Important! This is the Correlation of Gold and Crude Oil with Forex
Maybe you’ve heard that the movement of gold prices with USD isusually inversely proportional. When gold prices rise, the USD usually weakens and vice versa. In the world of forex trading , this is believed because when “risk appetite” increases, investors again hunt for dollars and usually by selling their safe-haven assets, in this case gold. Conversely if there is “economic uncertainty”, investors tend to exchange their dollars with gold.
Lately, even though the “inverse comparison relationship” between gold and USD is still ongoing, it seems not too “harmonious” anymore. This is because it turns out that the USD has also been almost considered a safe-haven asset, so that when there are problems in the world economy, investors also run their capital into the USD.
But what about other currencies?
Gold vs. AUDUSD
Currently Australia is the 3rd largest gold producer in the world. For information only, in a year the world gold production usually reaches $ 5 billion and that is a very large amount, brothers and sisters!
Let’s take a look at the following graph:
If we look at the graph above, we can see that the movement of gold prices tends to be in the direction of the AUDUSD movement.
- When the gold price rises, the AUDUSD also rises
- When the gold price DOWN, AUDUSD also participated DOWN
In the language of technical analysis, we can say that gold price movements and AUDUSD have a positive correlation .
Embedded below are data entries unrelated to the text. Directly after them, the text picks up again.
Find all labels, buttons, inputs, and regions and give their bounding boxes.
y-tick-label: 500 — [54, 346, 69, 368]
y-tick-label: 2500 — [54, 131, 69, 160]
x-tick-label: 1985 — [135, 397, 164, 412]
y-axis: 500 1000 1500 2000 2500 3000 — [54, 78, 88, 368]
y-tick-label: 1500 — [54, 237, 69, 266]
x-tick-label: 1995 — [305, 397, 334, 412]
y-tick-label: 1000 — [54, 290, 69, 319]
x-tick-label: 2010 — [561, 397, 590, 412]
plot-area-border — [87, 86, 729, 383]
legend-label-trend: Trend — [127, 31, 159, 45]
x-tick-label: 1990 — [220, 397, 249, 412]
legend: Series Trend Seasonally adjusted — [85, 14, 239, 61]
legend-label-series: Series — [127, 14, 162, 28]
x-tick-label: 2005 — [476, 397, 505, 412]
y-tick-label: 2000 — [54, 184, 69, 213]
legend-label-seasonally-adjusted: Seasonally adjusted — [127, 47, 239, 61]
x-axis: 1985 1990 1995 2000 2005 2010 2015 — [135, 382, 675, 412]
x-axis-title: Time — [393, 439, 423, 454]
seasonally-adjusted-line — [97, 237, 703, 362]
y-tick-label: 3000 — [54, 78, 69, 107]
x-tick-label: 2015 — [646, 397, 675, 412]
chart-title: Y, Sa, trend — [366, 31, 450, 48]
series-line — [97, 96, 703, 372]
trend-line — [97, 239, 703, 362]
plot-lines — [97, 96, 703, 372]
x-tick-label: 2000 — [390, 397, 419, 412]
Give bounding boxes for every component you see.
Based on data on price movements, coherence between AUDUSD and gold prices is approaching 80%.
Gold vs. USDCHF
What about the Swiss franc? Unlike the AUDUSD, it turns out that USDCHF has a negative correlation with gold price movements.
From the graph above we can see that:
– USDCHF tends to rise when the gold price drops
– USDCHF tends to DOWN when the gold price rises
It turns out that the reason behind this fact is that 25% of money owned by Switzerland is backed up by gold reserves.
Crude Oil vs. USDCAD
Now we will try to peek at other types of “gold”, commonly called “black gold” or crude oil . This commodity is now one of the important commodities for the world, even (maybe) more important than gold.
We can say that our world is now “oil addicted”. You can still live without gold, but try to imagine if there is currently no oil at all. That means there will be no gasoline, diesel, gas (LPG), maybe even electricity. This means that you will have difficulty going to the office, cooking, and reading this article on the internet. Until now, oil is still a prima donna of world energy.
One of the world’s largest oil producers is Canada. The country exports at least two million barrels of oil per day the United States (US). This makes Canada the largest oil supplier to the US, which makes Canada an “oil dealer” for the US.
Now, because of the large amount of Canadian oil exports to the US, a huge demand will also be created for the Canadian dollar (CAD).
You need to note that the Canadian economy depends on exports.About 85% of its exports are sent to the US. Because of this, USDCAD is strongly influenced by how US consumers react to changes in crude oil prices.
If demand (goods) in the US increases, that means industrialists must ramp up production to meet this demand. Meaning: more oil, please!
Rising oil demand will increase the price of oil. If oil prices rise, CAD will strengthen too. Well, if CAD strengthens against the USD, what will happen to USDCAD?
Correct. USDCAD will DOWN .
Conversely, if demand in the US decreases, industrialists will reduce their production too. That means, oil demand will also decrease and this will make demand for CAD will also go down. If demand for CAD falls, CAD will weaken.
If CAD weakens against the USD, then you certainly can already know where USDCAD will move.
Yes. USDCAD will rise .
From the description plus the graph presented above, you can see that crude oil and USDCAD have a negative correlation .
– If crude oil prices fall, USDCAD tends to rise
– If the price of crude oil rises, USDCAD tends to fall
What are the benefits for traders?
When you already know the correlation between certain commodities (such as gold and crude oil) with forex , you will certainly be able to think about what strategies you will run.
For example, when you hear or read there is a chance that oil prices will rise, then you can use this information to open short positions at USDCAD.
Or, you read the news that the price of gold will go down, then you can open long positions at USDCHF. Or even you can open short positions at XAUUSD at the same time.
It’s just that you must keep in mind to always limit risks, because there can’t be a strategy that is always right.